Schaumleicht

Ich hatte einmal einen einfallsreichen Redakteur, der dafür Sorge trug, dass ich es mir nicht allzu leicht machte. Beispielsweise schlug ich ihm zum 100. Geburtstag von Jacques Tati einen standesgemäßen Gratulationstext vor. Nein, erwiderte er, ich will von dir einen Artikel über Tatis Einfluss haben. Ahnte er, dass ich ursprünglich bei mir selbst abschreiben wollte?

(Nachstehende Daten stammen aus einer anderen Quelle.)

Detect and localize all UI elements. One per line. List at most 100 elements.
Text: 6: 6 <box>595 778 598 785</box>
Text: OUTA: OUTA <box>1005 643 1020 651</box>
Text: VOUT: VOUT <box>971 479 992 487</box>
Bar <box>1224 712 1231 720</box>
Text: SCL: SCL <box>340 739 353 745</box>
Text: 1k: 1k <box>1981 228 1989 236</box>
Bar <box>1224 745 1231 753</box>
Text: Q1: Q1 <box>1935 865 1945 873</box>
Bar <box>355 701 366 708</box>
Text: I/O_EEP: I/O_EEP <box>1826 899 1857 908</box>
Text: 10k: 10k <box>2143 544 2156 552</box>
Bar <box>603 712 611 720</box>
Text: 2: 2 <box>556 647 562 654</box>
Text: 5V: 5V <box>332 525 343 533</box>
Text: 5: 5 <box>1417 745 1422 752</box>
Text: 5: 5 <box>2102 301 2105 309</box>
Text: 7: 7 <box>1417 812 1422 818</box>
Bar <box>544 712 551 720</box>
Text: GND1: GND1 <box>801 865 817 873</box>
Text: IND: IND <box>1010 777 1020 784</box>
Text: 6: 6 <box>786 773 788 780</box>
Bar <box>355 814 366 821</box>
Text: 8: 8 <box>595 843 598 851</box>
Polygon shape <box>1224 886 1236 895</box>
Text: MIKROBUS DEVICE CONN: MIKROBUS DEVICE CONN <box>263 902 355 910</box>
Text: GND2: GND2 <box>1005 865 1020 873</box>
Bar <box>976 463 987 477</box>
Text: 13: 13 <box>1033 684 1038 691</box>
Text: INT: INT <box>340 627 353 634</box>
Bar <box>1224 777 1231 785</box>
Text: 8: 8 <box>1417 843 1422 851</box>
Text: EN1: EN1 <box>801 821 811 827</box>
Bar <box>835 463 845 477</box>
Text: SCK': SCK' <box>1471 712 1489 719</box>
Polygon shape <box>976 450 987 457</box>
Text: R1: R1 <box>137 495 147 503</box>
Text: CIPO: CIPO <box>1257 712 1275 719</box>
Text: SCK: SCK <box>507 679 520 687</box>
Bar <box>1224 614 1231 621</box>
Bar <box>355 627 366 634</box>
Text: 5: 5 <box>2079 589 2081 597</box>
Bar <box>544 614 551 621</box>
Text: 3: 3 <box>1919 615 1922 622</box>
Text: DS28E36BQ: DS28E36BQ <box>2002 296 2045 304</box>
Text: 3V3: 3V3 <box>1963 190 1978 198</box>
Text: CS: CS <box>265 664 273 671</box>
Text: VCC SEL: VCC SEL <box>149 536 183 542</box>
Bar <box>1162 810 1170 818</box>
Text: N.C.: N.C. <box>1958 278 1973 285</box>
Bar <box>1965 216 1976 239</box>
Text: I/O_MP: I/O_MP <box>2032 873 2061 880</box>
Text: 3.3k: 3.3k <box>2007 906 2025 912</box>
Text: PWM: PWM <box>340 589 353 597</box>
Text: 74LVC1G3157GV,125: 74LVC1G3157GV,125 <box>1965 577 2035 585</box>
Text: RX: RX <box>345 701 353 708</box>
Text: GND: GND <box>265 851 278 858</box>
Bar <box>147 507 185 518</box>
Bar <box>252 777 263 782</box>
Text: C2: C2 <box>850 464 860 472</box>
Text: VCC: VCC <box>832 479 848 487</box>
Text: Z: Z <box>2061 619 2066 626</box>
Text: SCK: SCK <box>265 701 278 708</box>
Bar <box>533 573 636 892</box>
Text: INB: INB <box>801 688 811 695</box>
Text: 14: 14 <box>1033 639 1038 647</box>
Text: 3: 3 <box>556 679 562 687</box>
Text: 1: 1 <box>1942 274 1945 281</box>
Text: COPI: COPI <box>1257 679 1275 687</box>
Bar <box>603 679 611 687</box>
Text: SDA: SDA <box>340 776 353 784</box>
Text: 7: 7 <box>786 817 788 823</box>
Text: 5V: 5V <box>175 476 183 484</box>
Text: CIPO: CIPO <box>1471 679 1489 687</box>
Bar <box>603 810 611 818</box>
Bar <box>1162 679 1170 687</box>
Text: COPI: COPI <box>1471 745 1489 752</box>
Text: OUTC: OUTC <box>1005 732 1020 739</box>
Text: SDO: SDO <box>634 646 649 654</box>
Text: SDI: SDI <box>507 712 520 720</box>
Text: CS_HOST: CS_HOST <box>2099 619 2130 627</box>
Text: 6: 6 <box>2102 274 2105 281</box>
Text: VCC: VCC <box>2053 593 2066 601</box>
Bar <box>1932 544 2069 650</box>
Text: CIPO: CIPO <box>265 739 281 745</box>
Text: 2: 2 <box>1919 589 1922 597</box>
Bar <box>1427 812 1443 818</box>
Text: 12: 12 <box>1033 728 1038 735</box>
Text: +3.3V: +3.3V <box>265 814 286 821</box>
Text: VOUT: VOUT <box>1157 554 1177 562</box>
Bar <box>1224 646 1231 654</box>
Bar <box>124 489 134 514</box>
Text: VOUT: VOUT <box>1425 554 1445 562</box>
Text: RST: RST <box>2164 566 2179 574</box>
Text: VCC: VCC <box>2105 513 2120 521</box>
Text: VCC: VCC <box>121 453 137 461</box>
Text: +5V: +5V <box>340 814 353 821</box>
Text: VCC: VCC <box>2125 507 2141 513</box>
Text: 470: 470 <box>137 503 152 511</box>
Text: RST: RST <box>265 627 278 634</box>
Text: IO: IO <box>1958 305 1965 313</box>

Jedenfalls war ich nun angehalten, mich mit den Epigonen des Komikers zu beschäftigen. Die Auswahl war groß, das Spektrum reichte von Blake Edwards und Otar Iosselliani über Sylvain Chomet bis zu Kim Ki-duk und Takeshi Kitano. Der auf Originalität erpichte Redakteur kam auf seine Kosten. Meine Prämisse war, dass man Monsieur Hulot nicht imitieren, sondern nur zitieren kann (wie es Truffaut in „Tisch und Bett“ tat, wo eine ähnliche Figur durch den Hinterhof von Jean-Pierre Léauds geistert). Ganz falsch lag ich damit nicht. Aber bei meiner Recherche wurde mir auch klar, dass an einem Gespann kein Weg vorbei führte: den Brüdern Bruno und Denis Podalydès. Bruno ist einer der wenigen Autorenfilmer, die im französischen Kino die Tradition des visuellen Gags fortsetzen. Mit seinem ersten Langfilm „Gott allein sieht mich“ zeigt er sich als ein beinahe ebenso gewitzter, scharfsinniger Choreograph des Alltags wie Tati; in „Die Freizeitkapitäne“ knüpft er gar direkt an Hulots Ferienabenteuer an. In seiner Verfilmung des Gaston Leroux-Romans „Das geheimnisvolle Zimmer“ (aka „Das Geheimnis des gelben Zimmers“) erweist er Tatis Figur eine Hommage, in dem er dessen Detektiv Rouletabille (gespielt von Denis) mit der gleichen Hochwasserhose und dem selben eigentümlichen Gang ausstattet. Auf arte läuft ab morgen (11.3.) eine Hommage an das „kongeniale Brüderpaar“, die mit „Nur Fliegen ist schöner“ beginnt. Der ist bis zum 9.4. in der Mediathek abrufbar, die anderen bis zum 10.9., wobei anstelle der ersten Leroux-Adaption deren ebenfalls amüsante Fortsetzung „Das Parfüm der Dame in Schwarz“ zu sehen ist.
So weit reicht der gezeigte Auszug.